Michael : Hi teacher! Good evening (turned off the video)
Teacher : 🙄 who is Michael in my class?
Good
Great dear 👍
And if we had n squares and have to calculate A? :)
Now imagine not knowing trig and attempting this problem :D
The only trig used was sin π/6 = √3/3, which is easy enough to replace with isoceles triangle theorem, pythagorean theorem, and similar triangles.
Done
I think examiner ll just ask the value of r only.
So r is 1/4 of b. Coincidence?
2:41 why do u use cot? surely it should just be tan?

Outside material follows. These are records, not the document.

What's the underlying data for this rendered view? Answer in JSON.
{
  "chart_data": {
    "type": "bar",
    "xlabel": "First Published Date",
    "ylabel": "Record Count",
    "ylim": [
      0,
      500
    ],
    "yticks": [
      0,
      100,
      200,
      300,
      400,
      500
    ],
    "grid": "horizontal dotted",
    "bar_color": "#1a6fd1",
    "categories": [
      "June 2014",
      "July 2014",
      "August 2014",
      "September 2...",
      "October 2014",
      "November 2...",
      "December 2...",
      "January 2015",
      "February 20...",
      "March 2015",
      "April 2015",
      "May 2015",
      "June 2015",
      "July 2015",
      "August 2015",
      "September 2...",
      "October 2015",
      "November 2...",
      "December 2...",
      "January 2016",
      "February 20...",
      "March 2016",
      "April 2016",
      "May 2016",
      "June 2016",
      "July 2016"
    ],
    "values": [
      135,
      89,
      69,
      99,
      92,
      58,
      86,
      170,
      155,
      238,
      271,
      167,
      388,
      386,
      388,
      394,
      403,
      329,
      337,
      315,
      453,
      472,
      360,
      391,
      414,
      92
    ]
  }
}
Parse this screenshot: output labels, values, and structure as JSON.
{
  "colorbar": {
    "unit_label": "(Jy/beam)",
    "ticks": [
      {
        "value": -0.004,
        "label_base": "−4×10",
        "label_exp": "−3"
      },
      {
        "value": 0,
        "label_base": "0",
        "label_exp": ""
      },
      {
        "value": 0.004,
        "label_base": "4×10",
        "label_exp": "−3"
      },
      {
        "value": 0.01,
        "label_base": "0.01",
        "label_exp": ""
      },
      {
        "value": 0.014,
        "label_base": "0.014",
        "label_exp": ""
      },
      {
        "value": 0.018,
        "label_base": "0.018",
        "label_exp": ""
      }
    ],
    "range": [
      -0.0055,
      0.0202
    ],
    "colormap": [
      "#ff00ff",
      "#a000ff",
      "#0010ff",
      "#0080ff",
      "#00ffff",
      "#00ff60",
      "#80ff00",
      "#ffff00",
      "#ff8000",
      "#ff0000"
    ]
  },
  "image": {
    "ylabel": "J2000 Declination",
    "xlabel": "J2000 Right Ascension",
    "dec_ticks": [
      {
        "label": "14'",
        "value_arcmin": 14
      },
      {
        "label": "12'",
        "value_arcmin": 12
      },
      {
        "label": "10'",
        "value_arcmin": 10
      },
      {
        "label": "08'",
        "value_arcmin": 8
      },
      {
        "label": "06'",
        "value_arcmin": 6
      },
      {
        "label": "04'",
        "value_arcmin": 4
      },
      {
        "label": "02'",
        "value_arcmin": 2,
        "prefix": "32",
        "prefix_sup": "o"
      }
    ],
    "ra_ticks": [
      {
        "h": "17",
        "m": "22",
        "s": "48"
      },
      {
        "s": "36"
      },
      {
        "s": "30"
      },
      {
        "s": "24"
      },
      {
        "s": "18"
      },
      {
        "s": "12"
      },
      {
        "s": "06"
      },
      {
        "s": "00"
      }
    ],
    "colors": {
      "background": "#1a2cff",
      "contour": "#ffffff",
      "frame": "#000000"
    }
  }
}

Because x is on the adjacent side, cot (pi/3) = adj/opp = x/1. Its just one less step. One could have done tan (pi/3) = 1/x. It is the same calculation.
Not first but quick
So how about a pin instead of heart for my speed
you have to try harder next time
Hi. Sorry, that was true.
10:29 why are you always doing this the hard way in your videos? Use the fact that the centre is the medicentre and so the height is 3b/4.
(Just for fun)
Critics be like:
That's illuminati symbol
No. of likes rn: 666
AAAAAAAAAhhhhhhh!
Nice vídeo as always, but risking sounding pedantic, pronouncing the su in Sugawara like the su in sugar made me cringe hard
Why do you keep saying "zee" instead of "z"?
US English vs British English
That really wasn’t difficult at all. Just a lot of work lol
FIRST!!!
First! NOTIFICATION SQUAD!
My name is also arnav
Congratulations 🎊
@@ashimdey1004 we can see a Arnav just had a birth
@@ashimdey1004 No, ONLY I AM ARNAV
This thread had enormous potential, please continue it
Sabh kuch bhi bolo, binod to ek hi hai
Where are the olympiad problems?? This one was only calculation, no fun at all.